The tide is on the ebb

We should not be scared. Nor should we be pessimistic about the future, about the coming battles. When Marx, in 1848, analyzed the revolutionary processes, he always spoke of revolution as a process by waves. He never imagined revolution as an upward, continuous process. He said revolution moves in waves: a wave, another wave, and then the second wave advances beyond the first, and the third beyond the second.

Now the tide is ebbing. It will take weeks, months, years, but this being a process, it is clear that there will be a second wave, and what we have to do is prepare for it, debate what have we done wrong in the first wave, where we have failed, where errors have been made, what have we lacked, so that when the second wave happens, sooner rather than later, the continental revolutionary processes can go well beyond the first wave.

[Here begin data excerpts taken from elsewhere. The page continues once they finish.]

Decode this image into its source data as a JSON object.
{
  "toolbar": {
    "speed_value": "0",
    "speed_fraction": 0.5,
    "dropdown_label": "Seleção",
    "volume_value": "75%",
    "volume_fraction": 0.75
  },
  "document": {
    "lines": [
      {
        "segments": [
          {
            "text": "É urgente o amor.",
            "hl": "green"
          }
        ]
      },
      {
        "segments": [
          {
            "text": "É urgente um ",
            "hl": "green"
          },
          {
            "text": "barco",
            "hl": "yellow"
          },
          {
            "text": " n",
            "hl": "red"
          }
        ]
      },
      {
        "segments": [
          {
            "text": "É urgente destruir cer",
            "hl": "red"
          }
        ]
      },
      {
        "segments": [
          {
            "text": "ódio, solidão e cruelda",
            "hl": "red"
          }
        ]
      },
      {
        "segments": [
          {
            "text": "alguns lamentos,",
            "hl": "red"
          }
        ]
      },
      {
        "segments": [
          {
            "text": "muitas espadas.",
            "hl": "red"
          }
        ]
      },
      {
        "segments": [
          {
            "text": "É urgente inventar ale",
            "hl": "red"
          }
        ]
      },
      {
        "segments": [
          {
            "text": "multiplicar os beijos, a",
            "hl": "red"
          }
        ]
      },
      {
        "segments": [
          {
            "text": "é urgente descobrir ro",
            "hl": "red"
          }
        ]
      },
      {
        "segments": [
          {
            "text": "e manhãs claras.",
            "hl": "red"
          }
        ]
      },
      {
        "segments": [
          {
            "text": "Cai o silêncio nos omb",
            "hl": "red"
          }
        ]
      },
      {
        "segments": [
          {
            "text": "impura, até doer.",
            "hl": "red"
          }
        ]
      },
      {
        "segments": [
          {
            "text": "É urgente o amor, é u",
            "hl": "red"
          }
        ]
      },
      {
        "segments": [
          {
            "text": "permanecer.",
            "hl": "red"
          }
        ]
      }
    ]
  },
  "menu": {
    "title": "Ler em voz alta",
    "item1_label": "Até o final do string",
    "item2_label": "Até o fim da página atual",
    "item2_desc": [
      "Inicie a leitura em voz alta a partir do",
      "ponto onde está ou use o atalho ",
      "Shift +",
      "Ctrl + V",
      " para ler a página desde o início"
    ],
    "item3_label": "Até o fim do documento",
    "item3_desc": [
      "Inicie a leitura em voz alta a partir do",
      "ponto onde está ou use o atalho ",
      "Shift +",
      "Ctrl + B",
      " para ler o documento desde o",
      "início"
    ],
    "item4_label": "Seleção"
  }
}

We are in for hard times, but hard times are oxygen for revolutionaries. Are we not coming from down below, are we not the ones who have been persecuted, tortured, marginalized in neoliberal times? The golden decade of the continent has not come free. It has been your struggle, from below, from the unions, the universities, the neighbourhoods, that has led to a revolutionary cycle. The first wave did not fall from the sky. We bear in our bodies the marks and wounds of the struggles of the 80s and 90s. And if today, provisionally, temporarily, we must go back to the struggles of the 80s, 90s, 2000s, let us welcome them. That is what a revolutionary is for.

Fighting, winning, falling down, getting up, fighting, winning, falling down, getting up – right up to the end of our life. That is our destiny.

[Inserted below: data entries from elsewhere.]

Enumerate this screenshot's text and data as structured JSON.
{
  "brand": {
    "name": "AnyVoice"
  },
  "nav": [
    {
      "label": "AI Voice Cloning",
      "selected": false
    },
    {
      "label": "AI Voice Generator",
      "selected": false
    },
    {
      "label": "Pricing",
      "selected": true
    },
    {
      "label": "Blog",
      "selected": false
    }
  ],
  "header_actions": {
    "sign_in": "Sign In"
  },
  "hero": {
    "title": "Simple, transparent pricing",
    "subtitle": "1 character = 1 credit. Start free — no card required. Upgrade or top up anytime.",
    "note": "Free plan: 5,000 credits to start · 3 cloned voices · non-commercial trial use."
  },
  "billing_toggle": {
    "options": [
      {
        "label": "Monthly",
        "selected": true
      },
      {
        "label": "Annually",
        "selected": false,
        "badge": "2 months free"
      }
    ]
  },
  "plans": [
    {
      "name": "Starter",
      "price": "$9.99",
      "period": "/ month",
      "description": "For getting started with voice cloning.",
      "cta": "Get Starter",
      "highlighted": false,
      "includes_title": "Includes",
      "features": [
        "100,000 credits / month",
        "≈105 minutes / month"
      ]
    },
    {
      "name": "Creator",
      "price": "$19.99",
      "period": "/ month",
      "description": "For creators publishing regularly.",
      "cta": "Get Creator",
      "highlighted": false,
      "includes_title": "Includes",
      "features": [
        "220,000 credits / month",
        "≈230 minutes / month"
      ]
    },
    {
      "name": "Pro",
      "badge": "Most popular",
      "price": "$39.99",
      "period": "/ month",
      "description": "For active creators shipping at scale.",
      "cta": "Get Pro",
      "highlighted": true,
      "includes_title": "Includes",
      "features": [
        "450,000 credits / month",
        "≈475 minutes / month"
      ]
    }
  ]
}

But we have something important in our favour: historical time. Historical time is on our side. As Professor Emir Sader says, our opponents have no alternative, they do not carry a project that can overcome ours. They simply make their nest on the mistakes and envies of the past. They are restorers. We know what they did with the continent, in Argentina, Bolivia, Brazil, Ecuador. We know what they did, because they ruled in the 80s and 90s. And they turned us into miserable, dependent countries, they drove us to extreme poverty situations and to collective shame. We already know what they want to do.

We are the future. We are the hope. We have done in ten years what dictators and governments over the last hundred years did not dare to do: we have recovered the homeland, dignity, hope, mobilization, and civil society. So, this is what they run up against. They are the past. They are the regression. We are the ones who move with the historical time.

But we must be very careful here. We must re-learn what we learned in the 80s and 90s, when everything was against us. We must gather strength. We must know that when we go into battle and lose, our strength goes to the enemy, boosting his own, while we are weakened. When it comes to it, we must know how to plan well, to gain legitimacy, to explain, to conquer again the people’s hopes, support, sensitivity and emotional spirit in each new fight. We must know that we have to go into battle again, the tiny and gigantic battle of ideas, in the mainstream media, in the newspapers, in the small pamphlets, at the universities, schools, and the unions. We must know that we have to rebuild a new common sense of hope, of mysticism. Ideas, organization, mobilization.

We do not know how long this battle will be. But let us get ready for it if it lasts one, two, three, four years. The continent is on the move and sooner rather than later it will no longer be a matter of just 8 or 10 countries: we will be 15, we will be 20, 30 countries celebrating this great International of revolutionary, progressive peoples.